Een nieuwe besmettelijke bijenziekte

door L. J. VAN RHIJN.
Onder de huisdieren behooren ook de bijen.
Op het eiland Wight, later ook in Engeland komt de laatste jaren een heerschende bijenziekte voor, die duizenden bijenvolken doet uitsterven. Een parasiet, de Acaparis Woodi, behoorende tot het geslacht der mijten, microscopisch klein, vestigt zich in de borst-tracheeën en vermenigvuldigt zich zeer snel. De bijen, met deze mijtenziekte, zijn niet meer in staat te vliegen. Eerst komen enkele, later een massa bijen naar buiten en sterven onder krabbelende bewegingen buiten den korf. Soms is het verloop der ziekte acuut, zoodat de volken snel uitsterven; in andere gevallen is het verloop meer chronisch. Het is noodzakelijk de aangetaste en verdachte volken te vernietigen. Omtrent de wijze van verspreiding zijn nog geen gegevens.

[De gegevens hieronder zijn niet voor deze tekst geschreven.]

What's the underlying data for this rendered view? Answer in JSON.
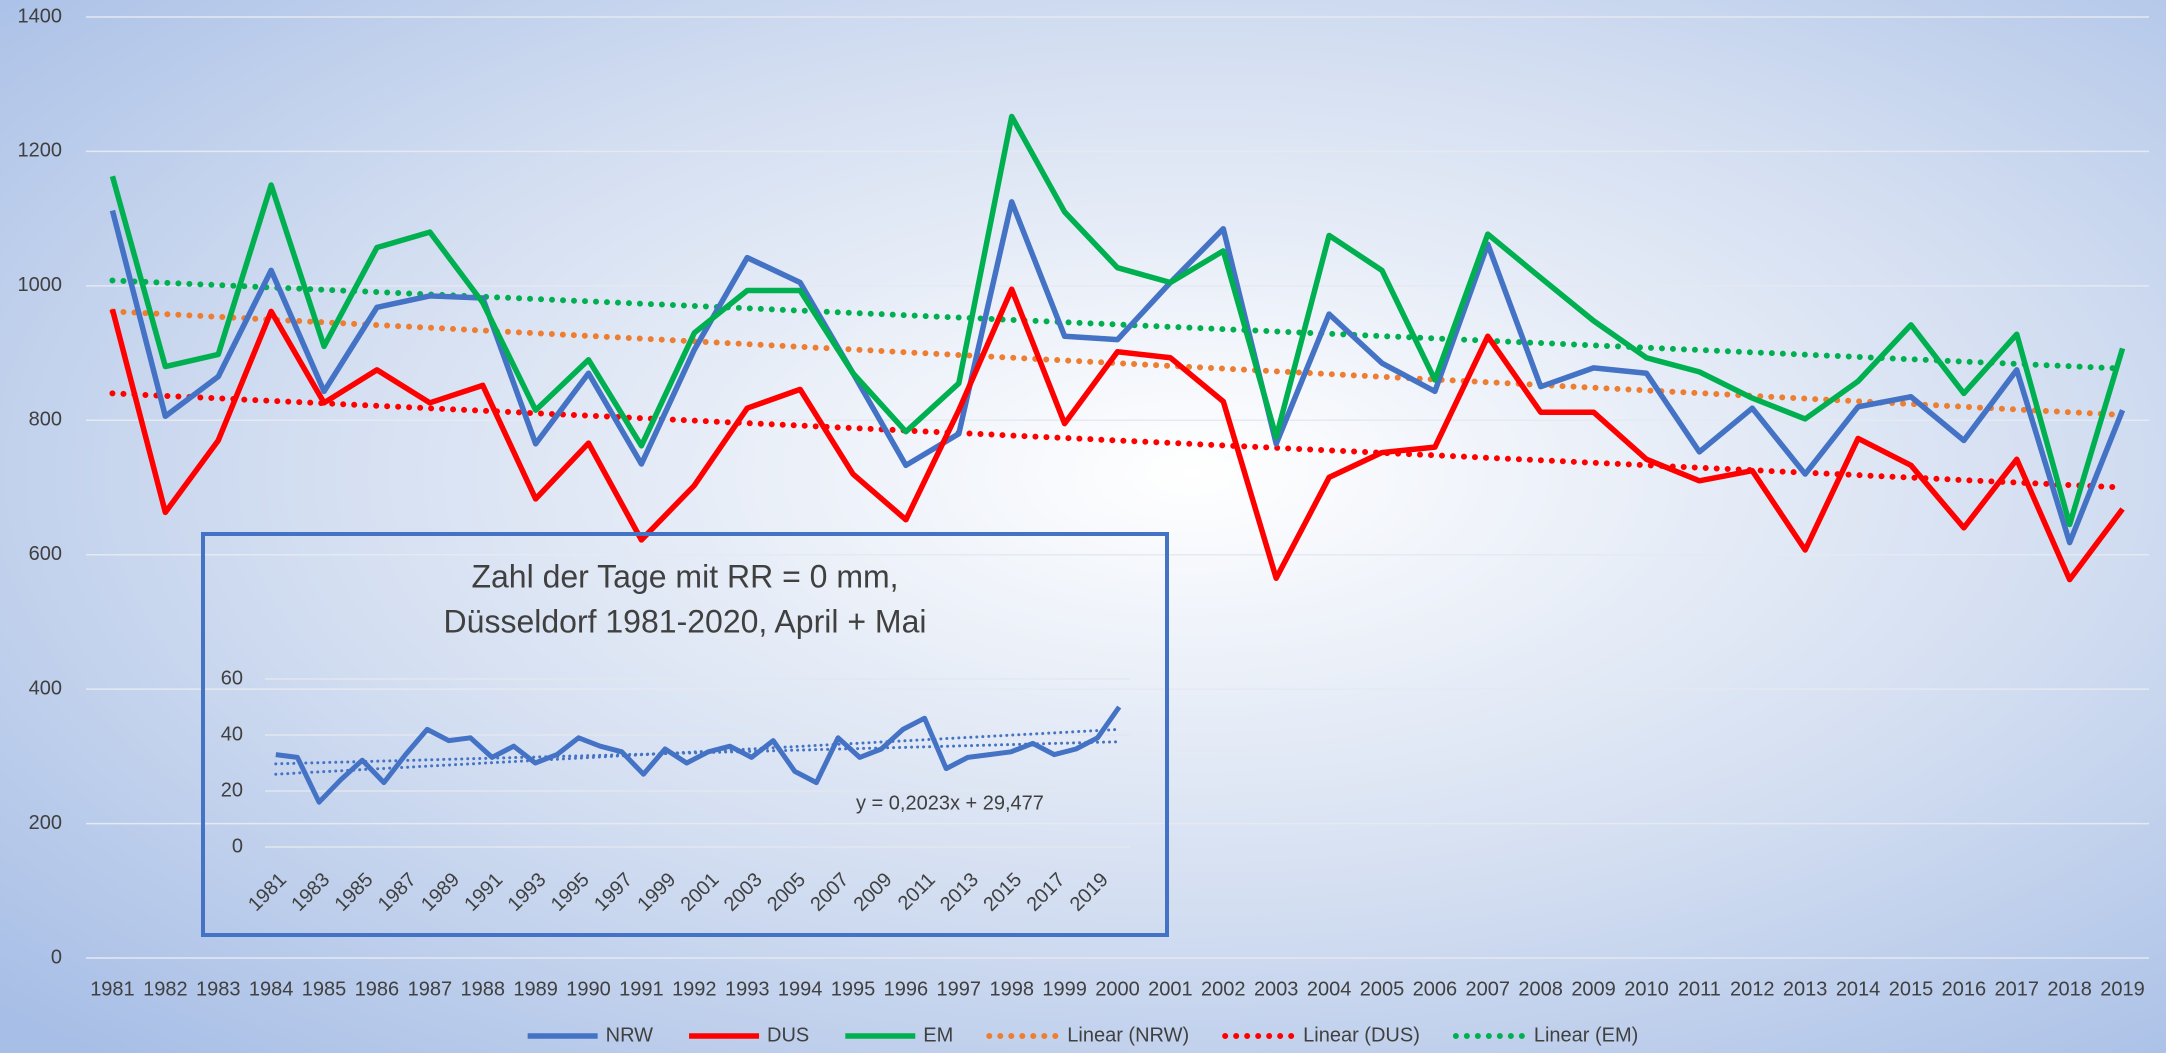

Meerdere landen trachten zich te beveiligen tegen deze dierziekte door een verbod van invoer van levende bijen. Een handelaar uit Genève liet een aantal korven uit Frankrijk komen en daaronder kwamen zieke volken voor. Reeds zijn daardoor in 4 kantons meerdere, zware gevallen vastgesteld. Reeds 18 April 1923 nam de Zwitsersche Regeering het besluit de mijtenziekte der bijen op te nemen onder de besmettelijke dierziekten. Invoer van levende bijen, raten en ongesmolten was is verboden. Nederland is nog vrij van deze besmettelijke ziekte, maar het verdient aanbeveling ook onze grenzen te sluiten voor levende bijen.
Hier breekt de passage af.